3.ECLI:NL:RVS:2024:2359

4 EHRM 21 januari 2011, zaaknr. 30696/09 (M.S.S t. België en Griekenland)
5 ECLI:EU:C:2024:195
13. Dat eiser geen recht meer heeft op kosteloze rechtsbijstand, is naar het oordeel van de rechtbank daarnaast ook geen fundamentele systeemfout. Eiser heeft in zijn beroepsfase gebruik kunnen maken van kosteloze rechtsbijstand, waarmee Zweden heeft voldaan aan artikel 20 van de Procedurerichtlijn. Dat eiser bij overdracht aan Zweden niet nog een keer gebruik kan maken van kosteloze rechtsbijstand, doet hier niet aan af. Uit de Procedurerichtlijn volgt dat aan kosteloze rechtsbijstand voorwaarden mogen worden gesteld.6 Dit is naar het oordeel van de rechtbank ook geen fundamentele systeemfout. De rechtbank ziet hierin ook geen reden om de minister op te dragen om de Zweedse autoriteiten te verzoeken om individuele garanties, als bedoeld in de uitspraak van het Hof, van 29 februari 2024, waar eiser naar verwijst.
14. Naar het oordeel van de rechtbank is er dus geen sprake van fundamentele systeemfouten. De minister mocht ten aanzien van Zweden uitgaan van het interstatelijk vertrouwensbeginsel. De minister heeft zich daarmee ook terecht op het standpunt gesteld dat ervan kan worden uitgegaan dat Zweden zich aan de internationale verplichtingen houdt.
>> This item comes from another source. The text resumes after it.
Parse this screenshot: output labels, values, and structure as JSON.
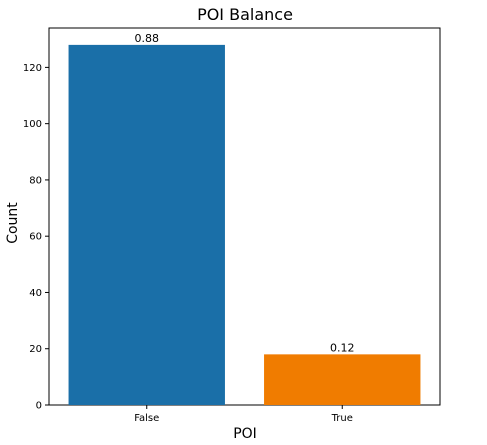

Gelet op het eerder besproken arrest van het Hof, mag de rechtbank daarom in dit geval niet onderzoeken of sprake is van indirect refoulement.7 De beroepsgronden slagen niet.
Conclusie en gevolgen
15. Het beroep is ongegrond. Dat betekent dat het niet in behandeling nemen van de aanvraag in stand blijft en eiser mag worden overgedragen aan Zweden. Eiser krijgt geen vergoeding van zijn proceskosten.
Beslissing
De rechtbank verklaart het beroep ongegrond.
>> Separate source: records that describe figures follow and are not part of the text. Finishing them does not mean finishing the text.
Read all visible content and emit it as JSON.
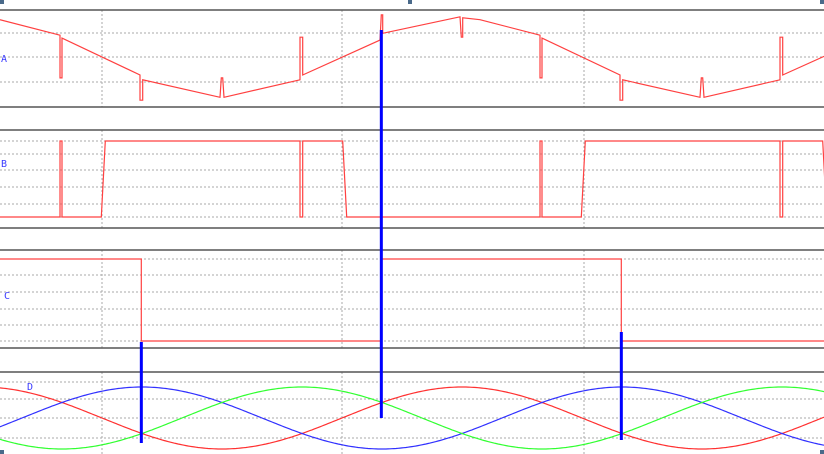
{
  "chart_data": {
    "type": "line",
    "x_unit_note": "",
    "colors": {
      "trace": "#ff4040",
      "cursor": "#0000ff",
      "phase_red": "#ff3030",
      "phase_blue": "#3030ff",
      "phase_green": "#30ff30",
      "grid": "#999999",
      "frame": "#555555"
    },
    "grid": true,
    "period_deg": 360,
    "x_range_deg": [
      0,
      618
    ],
    "panels": [
      {
        "label": "A",
        "series": [
          {
            "color": "#ff4040",
            "points": [
              [
                0,
                90
              ],
              [
                45,
                74
              ],
              [
                45,
                30
              ],
              [
                46.5,
                30
              ],
              [
                46.5,
                71
              ],
              [
                105,
                33
              ],
              [
                105,
                7
              ],
              [
                107,
                7
              ],
              [
                107,
                28
              ],
              [
                165,
                10
              ],
              [
                166,
                30
              ],
              [
                167,
                30
              ],
              [
                168,
                10
              ],
              [
                225,
                28
              ],
              [
                225,
                72
              ],
              [
                227,
                72
              ],
              [
                227,
                33
              ],
              [
                285,
                69
              ],
              [
                286,
                95
              ],
              [
                287,
                95
              ],
              [
                287,
                76
              ],
              [
                345,
                93
              ],
              [
                346,
                72
              ],
              [
                347,
                72
              ],
              [
                347,
                92
              ],
              [
                360,
                90
              ]
            ]
          }
        ]
      },
      {
        "label": "B",
        "series": [
          {
            "color": "#ff4040",
            "points": [
              [
                0,
                0
              ],
              [
                45,
                0
              ],
              [
                45,
                100
              ],
              [
                46.5,
                100
              ],
              [
                46.5,
                0
              ],
              [
                76,
                0
              ],
              [
                79,
                100
              ],
              [
                225,
                100
              ],
              [
                225,
                0
              ],
              [
                227,
                0
              ],
              [
                227,
                100
              ],
              [
                257,
                100
              ],
              [
                260,
                0
              ],
              [
                360,
                0
              ]
            ]
          }
        ]
      },
      {
        "label": "C",
        "series": [
          {
            "color": "#ff4040",
            "points": [
              [
                0,
                100
              ],
              [
                106,
                100
              ],
              [
                106,
                0
              ],
              [
                286,
                0
              ],
              [
                286,
                100
              ],
              [
                360,
                100
              ]
            ]
          }
        ]
      },
      {
        "label": "D",
        "sines": [
          {
            "color": "#ff3030",
            "peak_deg": -13.5
          },
          {
            "color": "#3030ff",
            "peak_deg": 106.5
          },
          {
            "color": "#30ff30",
            "peak_deg": 226.5
          }
        ]
      }
    ],
    "cursors_deg": [
      106,
      286,
      466
    ]
  }
}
Deze uitspraak is gedaan door mr. A.A.M. Elzakkers, rechter, in aanwezigheid van
R.A. Oelen, griffier.
6 Richtlijn 2013/32 (Procedurerichtlijn), Hoofdstuk II, artikel 20, derde lid in het bijzonder.
7 ECLI:EU:C:2023:934, overweging 142.
Deze uitspraak zal openbaar worden gemaakt door publicatie op rechtspraak.nl en is uitgesproken en bekendgemaakt op:
22 november 2024
Informatie over hoger beroep
Een partij die het niet eens is met deze uitspraak, kan een hogerberoepschrift sturen naar de Afdeling bestuursrechtspraak van de Raad van State waarin wordt uitgelegd waarom deze partij het niet eens is met de uitspraak. Het hogerberoepschrift moet worden ingediend binnen 1 week na de dag waarop deze uitspraak is verzonden. Kan de indiener de behandeling van het hoger beroep niet afwachten, omdat de zaak spoed heeft, dan kan de indiener de voorzieningenrechter van de Afdeling bestuursrechtspraak van de Raad van State vragen om een voorlopige voorziening (een tijdelijke maatregel) te treffen.